More than five months after Germans went to polls in the September 24 national election, Germany will be getting a new government. The final hurdle was cleared when the Social Democratic Party (SPD) rank-and-file sanctioned the coalition deal party leaders had negotiated with Merkel's conservatives.
Sixty-six percent of party members who voted supported a continuation of the grand coalition, while 34 percent opposed it.
The results of a mail-in ballot among more than 450,000 SPD members were announced at party headquarters in Berlin on Sunday morning.

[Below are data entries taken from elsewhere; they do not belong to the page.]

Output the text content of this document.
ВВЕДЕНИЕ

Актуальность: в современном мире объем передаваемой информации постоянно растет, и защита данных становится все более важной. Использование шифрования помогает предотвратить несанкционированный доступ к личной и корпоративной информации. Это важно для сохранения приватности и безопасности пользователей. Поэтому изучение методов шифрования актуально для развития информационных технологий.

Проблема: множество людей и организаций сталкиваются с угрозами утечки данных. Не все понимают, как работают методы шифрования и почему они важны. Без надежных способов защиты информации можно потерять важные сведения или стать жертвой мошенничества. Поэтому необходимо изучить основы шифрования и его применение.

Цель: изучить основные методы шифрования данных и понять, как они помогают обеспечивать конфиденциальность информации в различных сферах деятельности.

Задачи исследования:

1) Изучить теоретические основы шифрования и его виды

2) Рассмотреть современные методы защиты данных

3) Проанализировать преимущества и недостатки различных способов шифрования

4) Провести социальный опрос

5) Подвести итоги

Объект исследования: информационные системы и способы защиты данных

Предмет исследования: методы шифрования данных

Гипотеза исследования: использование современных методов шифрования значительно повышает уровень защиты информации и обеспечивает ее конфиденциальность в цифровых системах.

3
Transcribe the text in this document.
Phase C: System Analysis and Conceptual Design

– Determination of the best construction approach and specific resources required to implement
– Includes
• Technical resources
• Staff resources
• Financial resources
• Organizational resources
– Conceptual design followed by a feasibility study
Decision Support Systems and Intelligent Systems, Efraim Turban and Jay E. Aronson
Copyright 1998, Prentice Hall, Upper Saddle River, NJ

"This wasn't an easy decision for the SPD," said acting party chairman Olaf Scholz. "In the discussion (about the deal), we've come closer together. That gives us the strength for the process of renewal we are embarking upon."
The coalition agreement can now be signed, and the Bundestag will elect Merkel chancellor of Germany for the 19th legislative period. It's thought the vote will take place on March 14. It will be the third grand coalition in Merkel's 13 years as German leader.
Former SPD chairman Martin Schulz was forced to resign after he flip-flopped on the issue of the grand coalition. Social Democratic leaders were persuaded to conclude another deal after winning key concessions from Merkel and the conservatives, including control of Germany's powerful Finance Ministry.
Conservatives have already named their ministers in the new government, while Social Democrats are expected to announce their picks for the party's six cabinet positions this week. Scholz didn't comment about who would be filling the six ministerial positions, but he did say that the SPD team would consist of three men and three women and a mixture of familiar and new faces.
Social Democrats now need to heal old wounds
The decision about whether to form a new partnership with the conservatives divided Social Democrats, many of whom blame the SPD's participation in grand coalitions for the party's slide to historic lows in opinion polls.
The yes campaign in the members' vote was led by designated party chairwoman Andrea Nahles and acting party chairman Olaf Scholz, while the no camp was spearheaded by the head of the SPD's youth wing, Kevin Kuehnert.
Ahead of the vote, Kuehnert repeatedly promised that he and other nay-sayers would respect the result of the members' vote and would work with the party leadership if the rank-and-file decided to sanction a grand coalition.
The party leadership has said that Kühnert should play a greater role in the SPD in future and said that they were aware that many Social Democrats were unhappy about the direction of the party.
"We have under stood the warning contained within the vote that we need to reform the party," said deputy party chairman Ralf Stegner.